The debridement process is often accomplished by placing the part of the body that is burnt into hydrotherapy tank which helps remove the burned tissue. To make sure they minimize fluid loss, and risk of infection, cardiac skin pig skin, or a human amniotic membrane is temporarily place over where the burn is.
In doing so this covers and helps protect the skin and it will be removed once the patient is stabilized. Depending on the size of the burn, it is replaced with by skin harvested from another area of the patient’s body or by a synthetic graft. In a synthetic graft placement, a plastic meshwork covered with collagen and ground cartilage is placed onto the damaged skin area. Over time, the patient’s own blood vessels in the dermis grows into the synthetic graft. Later onto the macrophages follow and digest the graft’s collagen and ground
cartilage while fibroblast migrate in and lay down new connective tissue. As the process progresses, healthy epidermis is harvested is harvested from non-burned parts of the patient’s body. The epidermis cells cover the burned surface, but the patient may still still have scars or may not ever fully heal. Although skin grafts are helpful in restoring the skin to the body, patients may experience long term problems that may include extensive scar formation which can limit mobility. The first skin grafts were created in Massachusetts at the Massachusetts Institute of Technology (MIT).
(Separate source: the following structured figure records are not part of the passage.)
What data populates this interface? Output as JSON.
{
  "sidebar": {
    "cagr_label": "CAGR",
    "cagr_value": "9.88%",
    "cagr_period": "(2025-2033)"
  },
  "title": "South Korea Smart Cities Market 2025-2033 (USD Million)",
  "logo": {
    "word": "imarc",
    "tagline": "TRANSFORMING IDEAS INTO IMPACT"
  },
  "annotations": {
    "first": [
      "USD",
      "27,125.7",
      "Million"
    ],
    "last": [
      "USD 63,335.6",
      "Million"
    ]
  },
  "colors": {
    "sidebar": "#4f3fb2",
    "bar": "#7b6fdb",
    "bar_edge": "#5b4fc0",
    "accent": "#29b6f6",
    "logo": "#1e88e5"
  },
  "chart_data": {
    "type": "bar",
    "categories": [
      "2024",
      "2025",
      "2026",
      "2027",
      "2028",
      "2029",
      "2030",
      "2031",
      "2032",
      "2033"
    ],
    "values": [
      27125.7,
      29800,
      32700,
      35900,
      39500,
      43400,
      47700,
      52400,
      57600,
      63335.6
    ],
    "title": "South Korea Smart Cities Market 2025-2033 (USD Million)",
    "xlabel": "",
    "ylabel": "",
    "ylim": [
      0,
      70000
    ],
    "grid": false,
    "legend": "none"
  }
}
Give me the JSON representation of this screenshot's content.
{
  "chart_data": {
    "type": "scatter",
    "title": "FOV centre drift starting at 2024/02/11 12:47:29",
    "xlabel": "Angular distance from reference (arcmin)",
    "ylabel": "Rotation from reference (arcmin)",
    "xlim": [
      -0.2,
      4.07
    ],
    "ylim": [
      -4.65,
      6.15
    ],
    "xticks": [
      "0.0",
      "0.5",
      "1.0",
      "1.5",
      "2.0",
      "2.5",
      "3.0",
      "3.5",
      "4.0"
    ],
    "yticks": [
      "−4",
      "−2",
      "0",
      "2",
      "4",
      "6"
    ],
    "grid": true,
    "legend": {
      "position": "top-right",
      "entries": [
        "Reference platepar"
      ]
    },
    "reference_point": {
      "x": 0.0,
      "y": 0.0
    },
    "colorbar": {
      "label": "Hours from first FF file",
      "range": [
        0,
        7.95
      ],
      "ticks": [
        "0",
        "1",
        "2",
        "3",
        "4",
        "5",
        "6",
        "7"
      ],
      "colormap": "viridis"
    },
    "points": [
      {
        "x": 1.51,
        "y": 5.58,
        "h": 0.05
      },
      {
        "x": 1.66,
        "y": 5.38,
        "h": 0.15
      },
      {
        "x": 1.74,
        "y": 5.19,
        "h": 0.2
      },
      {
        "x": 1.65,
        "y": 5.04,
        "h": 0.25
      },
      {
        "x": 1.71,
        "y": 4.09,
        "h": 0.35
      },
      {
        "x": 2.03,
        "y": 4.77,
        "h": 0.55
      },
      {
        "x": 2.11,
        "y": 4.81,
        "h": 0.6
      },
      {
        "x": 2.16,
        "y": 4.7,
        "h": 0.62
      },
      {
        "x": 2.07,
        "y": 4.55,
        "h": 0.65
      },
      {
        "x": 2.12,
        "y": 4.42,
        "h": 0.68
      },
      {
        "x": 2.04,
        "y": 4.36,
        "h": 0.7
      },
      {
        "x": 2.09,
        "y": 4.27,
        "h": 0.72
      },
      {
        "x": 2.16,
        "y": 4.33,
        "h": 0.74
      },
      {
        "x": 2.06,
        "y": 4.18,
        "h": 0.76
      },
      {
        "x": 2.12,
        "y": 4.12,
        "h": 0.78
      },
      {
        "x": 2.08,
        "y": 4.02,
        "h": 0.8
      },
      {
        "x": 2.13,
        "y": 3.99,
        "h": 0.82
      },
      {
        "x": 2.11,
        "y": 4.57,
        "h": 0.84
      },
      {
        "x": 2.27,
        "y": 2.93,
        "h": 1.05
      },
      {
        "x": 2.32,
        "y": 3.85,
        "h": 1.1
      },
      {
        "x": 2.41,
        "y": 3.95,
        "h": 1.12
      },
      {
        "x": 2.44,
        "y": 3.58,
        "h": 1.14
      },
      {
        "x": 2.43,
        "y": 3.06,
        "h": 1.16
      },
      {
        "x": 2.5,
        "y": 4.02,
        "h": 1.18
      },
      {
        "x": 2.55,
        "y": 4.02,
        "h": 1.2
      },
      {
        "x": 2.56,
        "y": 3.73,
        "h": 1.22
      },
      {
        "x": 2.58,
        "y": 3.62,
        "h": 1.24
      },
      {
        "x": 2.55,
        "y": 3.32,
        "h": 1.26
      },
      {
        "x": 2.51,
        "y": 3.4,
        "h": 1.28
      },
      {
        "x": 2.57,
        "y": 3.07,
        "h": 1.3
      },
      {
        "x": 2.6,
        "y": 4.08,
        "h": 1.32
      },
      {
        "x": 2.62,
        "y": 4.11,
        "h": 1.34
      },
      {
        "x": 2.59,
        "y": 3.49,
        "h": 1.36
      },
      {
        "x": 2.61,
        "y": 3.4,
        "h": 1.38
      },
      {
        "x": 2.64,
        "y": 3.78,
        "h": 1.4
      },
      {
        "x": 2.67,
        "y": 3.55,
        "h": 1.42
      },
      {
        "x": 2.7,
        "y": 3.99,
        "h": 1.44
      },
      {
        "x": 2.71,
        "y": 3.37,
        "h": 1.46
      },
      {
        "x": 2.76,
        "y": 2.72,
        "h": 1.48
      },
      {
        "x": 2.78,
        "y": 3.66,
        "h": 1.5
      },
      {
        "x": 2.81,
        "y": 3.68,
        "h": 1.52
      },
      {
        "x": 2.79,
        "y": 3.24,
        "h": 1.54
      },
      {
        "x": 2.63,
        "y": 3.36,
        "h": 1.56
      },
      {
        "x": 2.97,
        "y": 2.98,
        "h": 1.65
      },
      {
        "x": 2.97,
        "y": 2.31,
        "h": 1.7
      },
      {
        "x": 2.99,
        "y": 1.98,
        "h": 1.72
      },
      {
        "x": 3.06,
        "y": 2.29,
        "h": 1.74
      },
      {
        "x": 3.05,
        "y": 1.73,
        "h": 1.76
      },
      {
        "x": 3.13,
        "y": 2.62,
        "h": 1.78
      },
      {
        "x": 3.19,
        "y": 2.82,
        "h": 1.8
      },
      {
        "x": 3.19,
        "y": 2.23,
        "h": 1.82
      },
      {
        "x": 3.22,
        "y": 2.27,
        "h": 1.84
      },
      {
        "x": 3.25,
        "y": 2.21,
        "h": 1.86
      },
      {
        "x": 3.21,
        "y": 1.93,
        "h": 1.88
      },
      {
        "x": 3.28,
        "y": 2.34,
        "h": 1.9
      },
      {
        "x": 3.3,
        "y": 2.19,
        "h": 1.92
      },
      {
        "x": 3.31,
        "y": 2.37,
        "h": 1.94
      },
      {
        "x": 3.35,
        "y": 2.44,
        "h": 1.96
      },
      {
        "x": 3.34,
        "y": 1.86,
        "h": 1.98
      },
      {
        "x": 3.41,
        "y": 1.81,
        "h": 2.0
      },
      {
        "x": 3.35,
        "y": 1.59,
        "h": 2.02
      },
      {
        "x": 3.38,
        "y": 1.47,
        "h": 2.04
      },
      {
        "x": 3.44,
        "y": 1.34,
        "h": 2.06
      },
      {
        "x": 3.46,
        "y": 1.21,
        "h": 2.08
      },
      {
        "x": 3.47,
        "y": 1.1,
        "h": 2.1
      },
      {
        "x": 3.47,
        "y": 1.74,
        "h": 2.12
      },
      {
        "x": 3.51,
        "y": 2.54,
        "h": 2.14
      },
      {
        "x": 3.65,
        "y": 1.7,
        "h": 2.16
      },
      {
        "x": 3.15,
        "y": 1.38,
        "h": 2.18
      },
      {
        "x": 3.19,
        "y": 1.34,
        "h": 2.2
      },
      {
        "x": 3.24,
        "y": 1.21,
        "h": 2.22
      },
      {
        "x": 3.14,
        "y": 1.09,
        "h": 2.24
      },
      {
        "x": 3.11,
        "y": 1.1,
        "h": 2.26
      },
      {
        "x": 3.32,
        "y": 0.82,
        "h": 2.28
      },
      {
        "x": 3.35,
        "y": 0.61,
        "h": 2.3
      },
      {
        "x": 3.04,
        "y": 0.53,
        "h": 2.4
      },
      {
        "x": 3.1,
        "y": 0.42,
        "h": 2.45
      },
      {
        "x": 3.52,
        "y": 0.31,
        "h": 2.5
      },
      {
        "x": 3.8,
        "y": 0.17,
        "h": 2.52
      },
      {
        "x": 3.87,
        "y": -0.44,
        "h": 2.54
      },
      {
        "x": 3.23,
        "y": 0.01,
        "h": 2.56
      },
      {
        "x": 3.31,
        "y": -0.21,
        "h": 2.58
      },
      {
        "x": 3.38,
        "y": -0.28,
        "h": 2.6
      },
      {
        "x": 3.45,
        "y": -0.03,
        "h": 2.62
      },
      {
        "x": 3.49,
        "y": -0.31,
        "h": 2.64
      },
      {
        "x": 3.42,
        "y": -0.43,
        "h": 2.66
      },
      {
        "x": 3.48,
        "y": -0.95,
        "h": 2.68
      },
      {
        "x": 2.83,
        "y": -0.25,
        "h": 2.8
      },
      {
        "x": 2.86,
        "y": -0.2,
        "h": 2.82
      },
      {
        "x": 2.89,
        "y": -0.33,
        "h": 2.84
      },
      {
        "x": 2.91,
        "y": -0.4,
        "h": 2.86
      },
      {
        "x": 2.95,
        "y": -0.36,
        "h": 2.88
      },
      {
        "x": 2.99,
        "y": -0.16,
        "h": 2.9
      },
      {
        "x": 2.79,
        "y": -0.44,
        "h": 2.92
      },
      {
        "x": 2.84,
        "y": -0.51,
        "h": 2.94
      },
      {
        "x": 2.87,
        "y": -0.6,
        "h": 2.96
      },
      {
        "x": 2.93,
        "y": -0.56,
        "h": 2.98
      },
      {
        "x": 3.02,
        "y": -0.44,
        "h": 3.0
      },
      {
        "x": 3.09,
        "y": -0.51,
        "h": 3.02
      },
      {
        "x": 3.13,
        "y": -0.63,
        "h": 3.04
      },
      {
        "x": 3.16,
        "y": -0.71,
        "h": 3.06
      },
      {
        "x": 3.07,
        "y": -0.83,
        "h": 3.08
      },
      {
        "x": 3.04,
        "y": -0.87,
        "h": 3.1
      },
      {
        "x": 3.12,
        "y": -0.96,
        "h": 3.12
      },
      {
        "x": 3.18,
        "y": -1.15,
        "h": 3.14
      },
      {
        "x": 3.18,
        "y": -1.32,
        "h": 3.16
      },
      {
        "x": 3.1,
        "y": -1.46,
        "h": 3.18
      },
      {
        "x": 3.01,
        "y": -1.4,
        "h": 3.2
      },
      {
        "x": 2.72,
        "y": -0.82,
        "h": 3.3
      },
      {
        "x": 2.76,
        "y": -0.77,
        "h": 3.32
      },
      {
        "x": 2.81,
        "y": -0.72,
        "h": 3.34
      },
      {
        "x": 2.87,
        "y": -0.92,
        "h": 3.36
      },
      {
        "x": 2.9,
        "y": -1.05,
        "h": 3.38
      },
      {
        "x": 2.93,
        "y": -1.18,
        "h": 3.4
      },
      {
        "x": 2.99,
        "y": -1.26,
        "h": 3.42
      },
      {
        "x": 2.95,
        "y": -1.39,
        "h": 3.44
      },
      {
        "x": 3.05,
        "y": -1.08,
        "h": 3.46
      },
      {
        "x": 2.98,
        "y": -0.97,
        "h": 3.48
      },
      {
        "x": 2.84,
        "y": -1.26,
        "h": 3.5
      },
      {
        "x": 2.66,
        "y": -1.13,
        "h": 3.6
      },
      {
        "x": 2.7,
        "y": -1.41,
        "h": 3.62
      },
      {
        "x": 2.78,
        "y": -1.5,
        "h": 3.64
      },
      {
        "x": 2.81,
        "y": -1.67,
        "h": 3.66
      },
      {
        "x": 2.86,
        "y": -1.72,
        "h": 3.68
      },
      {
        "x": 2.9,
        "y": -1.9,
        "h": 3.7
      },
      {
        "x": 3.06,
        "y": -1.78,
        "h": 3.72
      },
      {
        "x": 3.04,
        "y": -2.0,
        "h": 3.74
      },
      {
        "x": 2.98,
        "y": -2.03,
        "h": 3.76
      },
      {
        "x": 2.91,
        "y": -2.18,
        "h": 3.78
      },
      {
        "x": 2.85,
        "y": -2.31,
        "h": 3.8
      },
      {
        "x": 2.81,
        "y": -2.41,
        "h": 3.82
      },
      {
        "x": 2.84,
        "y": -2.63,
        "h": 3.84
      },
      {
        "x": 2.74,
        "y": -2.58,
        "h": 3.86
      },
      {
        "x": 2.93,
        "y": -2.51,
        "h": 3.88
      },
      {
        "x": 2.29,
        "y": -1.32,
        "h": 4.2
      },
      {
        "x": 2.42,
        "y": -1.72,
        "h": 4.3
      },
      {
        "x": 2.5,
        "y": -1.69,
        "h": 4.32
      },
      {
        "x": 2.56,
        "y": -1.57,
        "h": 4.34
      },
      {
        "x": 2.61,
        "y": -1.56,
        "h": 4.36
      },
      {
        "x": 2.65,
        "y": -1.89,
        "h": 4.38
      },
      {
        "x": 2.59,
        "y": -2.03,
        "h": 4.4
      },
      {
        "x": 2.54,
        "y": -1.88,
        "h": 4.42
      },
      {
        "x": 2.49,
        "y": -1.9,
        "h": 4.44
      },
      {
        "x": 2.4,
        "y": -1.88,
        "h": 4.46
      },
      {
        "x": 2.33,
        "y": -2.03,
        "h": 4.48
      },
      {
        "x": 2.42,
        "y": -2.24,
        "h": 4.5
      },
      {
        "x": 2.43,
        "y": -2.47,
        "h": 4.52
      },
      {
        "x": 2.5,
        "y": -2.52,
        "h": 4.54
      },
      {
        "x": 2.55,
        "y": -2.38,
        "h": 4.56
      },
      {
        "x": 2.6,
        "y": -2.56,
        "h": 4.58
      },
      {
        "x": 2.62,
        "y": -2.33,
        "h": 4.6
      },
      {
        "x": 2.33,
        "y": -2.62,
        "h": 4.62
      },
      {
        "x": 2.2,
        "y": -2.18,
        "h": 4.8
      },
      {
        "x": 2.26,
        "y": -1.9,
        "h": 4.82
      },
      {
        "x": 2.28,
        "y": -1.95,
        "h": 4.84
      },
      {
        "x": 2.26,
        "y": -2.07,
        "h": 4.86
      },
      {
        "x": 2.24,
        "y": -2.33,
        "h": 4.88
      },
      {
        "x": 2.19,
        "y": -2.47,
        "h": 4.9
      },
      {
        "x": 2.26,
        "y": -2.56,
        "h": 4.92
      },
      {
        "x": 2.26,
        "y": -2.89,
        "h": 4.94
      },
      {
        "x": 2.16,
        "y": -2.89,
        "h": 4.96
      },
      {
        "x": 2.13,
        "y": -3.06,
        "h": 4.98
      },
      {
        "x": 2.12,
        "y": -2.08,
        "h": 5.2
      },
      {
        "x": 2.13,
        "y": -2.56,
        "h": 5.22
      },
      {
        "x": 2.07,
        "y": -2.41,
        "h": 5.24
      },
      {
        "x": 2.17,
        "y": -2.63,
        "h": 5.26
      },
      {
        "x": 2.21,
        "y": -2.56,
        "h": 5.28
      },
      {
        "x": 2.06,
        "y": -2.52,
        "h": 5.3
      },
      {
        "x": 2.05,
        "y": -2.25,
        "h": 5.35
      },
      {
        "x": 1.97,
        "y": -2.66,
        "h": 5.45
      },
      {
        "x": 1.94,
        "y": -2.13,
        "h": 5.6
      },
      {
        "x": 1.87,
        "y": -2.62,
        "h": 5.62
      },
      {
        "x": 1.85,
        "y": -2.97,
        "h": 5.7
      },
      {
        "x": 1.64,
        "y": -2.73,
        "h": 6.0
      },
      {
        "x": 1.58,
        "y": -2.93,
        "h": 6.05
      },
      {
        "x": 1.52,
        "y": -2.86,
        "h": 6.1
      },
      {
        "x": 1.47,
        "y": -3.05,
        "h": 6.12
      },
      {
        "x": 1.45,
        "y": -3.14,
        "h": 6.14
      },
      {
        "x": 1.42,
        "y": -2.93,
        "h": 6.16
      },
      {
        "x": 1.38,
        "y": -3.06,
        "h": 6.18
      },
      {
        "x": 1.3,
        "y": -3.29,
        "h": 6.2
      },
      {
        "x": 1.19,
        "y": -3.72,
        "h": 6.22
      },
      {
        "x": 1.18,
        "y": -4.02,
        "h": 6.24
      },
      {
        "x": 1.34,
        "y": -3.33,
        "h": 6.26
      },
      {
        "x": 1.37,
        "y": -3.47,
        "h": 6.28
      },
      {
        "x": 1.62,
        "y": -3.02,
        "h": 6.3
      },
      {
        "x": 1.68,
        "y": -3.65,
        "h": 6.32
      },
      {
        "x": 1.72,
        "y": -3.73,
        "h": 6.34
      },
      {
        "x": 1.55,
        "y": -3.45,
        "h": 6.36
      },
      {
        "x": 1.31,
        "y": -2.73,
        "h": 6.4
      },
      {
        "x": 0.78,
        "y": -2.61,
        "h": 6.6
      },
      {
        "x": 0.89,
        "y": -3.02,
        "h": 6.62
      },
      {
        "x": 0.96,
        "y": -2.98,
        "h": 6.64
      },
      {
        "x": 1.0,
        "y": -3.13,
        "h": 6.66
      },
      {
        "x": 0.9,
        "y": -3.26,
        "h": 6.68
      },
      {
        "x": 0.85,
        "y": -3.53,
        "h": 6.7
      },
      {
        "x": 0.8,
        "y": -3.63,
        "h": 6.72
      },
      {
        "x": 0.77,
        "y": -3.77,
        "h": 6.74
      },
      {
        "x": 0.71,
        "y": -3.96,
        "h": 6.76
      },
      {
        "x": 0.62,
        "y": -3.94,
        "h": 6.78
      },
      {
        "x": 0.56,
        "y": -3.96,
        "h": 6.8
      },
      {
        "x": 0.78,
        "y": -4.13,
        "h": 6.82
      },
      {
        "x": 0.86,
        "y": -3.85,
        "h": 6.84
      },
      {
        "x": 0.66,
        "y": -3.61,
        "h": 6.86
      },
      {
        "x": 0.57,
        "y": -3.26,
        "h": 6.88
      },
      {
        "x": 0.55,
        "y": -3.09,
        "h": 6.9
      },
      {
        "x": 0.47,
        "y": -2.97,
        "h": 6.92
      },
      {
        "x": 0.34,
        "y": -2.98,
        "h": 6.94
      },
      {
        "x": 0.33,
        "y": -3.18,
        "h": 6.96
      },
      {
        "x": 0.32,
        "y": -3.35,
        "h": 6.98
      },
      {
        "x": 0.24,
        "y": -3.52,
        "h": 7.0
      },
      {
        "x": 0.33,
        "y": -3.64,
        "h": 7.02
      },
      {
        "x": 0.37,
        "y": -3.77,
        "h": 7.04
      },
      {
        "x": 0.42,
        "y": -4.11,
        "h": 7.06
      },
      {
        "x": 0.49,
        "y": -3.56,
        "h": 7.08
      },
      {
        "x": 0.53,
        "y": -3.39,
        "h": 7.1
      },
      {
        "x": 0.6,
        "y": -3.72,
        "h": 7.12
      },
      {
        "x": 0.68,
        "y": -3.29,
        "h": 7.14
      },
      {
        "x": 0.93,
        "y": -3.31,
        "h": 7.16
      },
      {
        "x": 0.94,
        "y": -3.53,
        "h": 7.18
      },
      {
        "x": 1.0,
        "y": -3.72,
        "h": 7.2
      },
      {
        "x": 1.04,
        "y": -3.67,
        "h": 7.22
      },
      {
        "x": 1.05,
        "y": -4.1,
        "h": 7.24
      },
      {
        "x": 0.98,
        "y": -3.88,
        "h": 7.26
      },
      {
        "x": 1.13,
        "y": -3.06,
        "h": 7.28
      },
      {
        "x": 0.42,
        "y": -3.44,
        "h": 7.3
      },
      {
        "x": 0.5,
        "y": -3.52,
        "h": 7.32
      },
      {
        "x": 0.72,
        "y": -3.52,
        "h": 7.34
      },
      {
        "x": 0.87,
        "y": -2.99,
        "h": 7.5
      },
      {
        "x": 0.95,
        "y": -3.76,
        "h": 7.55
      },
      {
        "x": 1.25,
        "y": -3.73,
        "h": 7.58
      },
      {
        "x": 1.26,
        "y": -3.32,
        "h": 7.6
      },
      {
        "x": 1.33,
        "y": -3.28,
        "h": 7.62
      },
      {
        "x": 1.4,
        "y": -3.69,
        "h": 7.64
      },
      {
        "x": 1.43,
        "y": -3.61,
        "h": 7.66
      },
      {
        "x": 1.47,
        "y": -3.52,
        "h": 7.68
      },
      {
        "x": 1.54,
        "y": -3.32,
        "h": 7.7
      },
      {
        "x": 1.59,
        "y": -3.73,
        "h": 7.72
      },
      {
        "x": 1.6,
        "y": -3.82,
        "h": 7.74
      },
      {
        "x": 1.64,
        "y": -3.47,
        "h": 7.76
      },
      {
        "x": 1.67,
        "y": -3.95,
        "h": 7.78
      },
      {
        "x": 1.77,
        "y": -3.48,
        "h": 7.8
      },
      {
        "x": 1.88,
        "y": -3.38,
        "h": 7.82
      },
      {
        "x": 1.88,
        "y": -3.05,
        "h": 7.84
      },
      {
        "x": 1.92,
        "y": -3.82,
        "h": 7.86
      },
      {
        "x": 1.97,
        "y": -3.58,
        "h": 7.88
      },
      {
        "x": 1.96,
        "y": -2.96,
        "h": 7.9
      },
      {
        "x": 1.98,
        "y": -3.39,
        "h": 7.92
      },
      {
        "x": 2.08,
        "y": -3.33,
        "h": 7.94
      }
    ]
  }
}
John F. Burke the cheif of Trauma Services at Massachusetts General Hospital joined with Ioannis V. Yannis a chemistry professor at MIT to create artificial skin using shark cartilage and collagen from cowhide. Their synthetic material, Silastic, was created and the two continued to experiment with their product and found that the artificial skin acted like a framework for the new skin tissue and blood vessels grew, although the new cells were unable to produce hair follicles or sweat glands that would have normally been found in the dermis.
As the skin began to grow back, the cowhide and shark cartilage began to break down and were absorbed into the body. The first skin graft was conducted in 1979 when Burke and yannis used the artificial skin on a woman who suffered burns on over half of her body. Burke peeled back her burned skin and then applied a layer of artificial skin and began to graft it to her skin. The woman’s new skin, was the same color as her unburned skin, was growing at a healthy rate at three weeks after the surgery and that was how the first skin graft was created.
In our society, we are making progress in respect to making better skin grafts, but there is still work to do. The tissue-engineered skin has been made to look and feel like real skin but it also has it limitations. It can’t grow blood vessels so there will be no blood supply to feed the skin. The body often will reject the new skin as a result of the blood supply the skin will lose function. The skin in skin grafts also can’t grow hair, sweat, or heal wounds like natural skin because it lacks the cells to carry out theses tasks.
Skin grafts have come a long way and are very beneficial in today’s society as they are able to help many burn victims restore their body to their previous state with a few compensations. Work Cited: -“Artificial skin” World of Health. Gale, 2007. Gale Science in Context. Web. 13 Nov. 2012 -“Skin Substitutes. ” Biotechnology: Changing Life Through Science. Vol 1: Medicine. Detroit: U*X*L, 2007. 236-240. Gale Science In Context. Web. 13 Nov. 2012.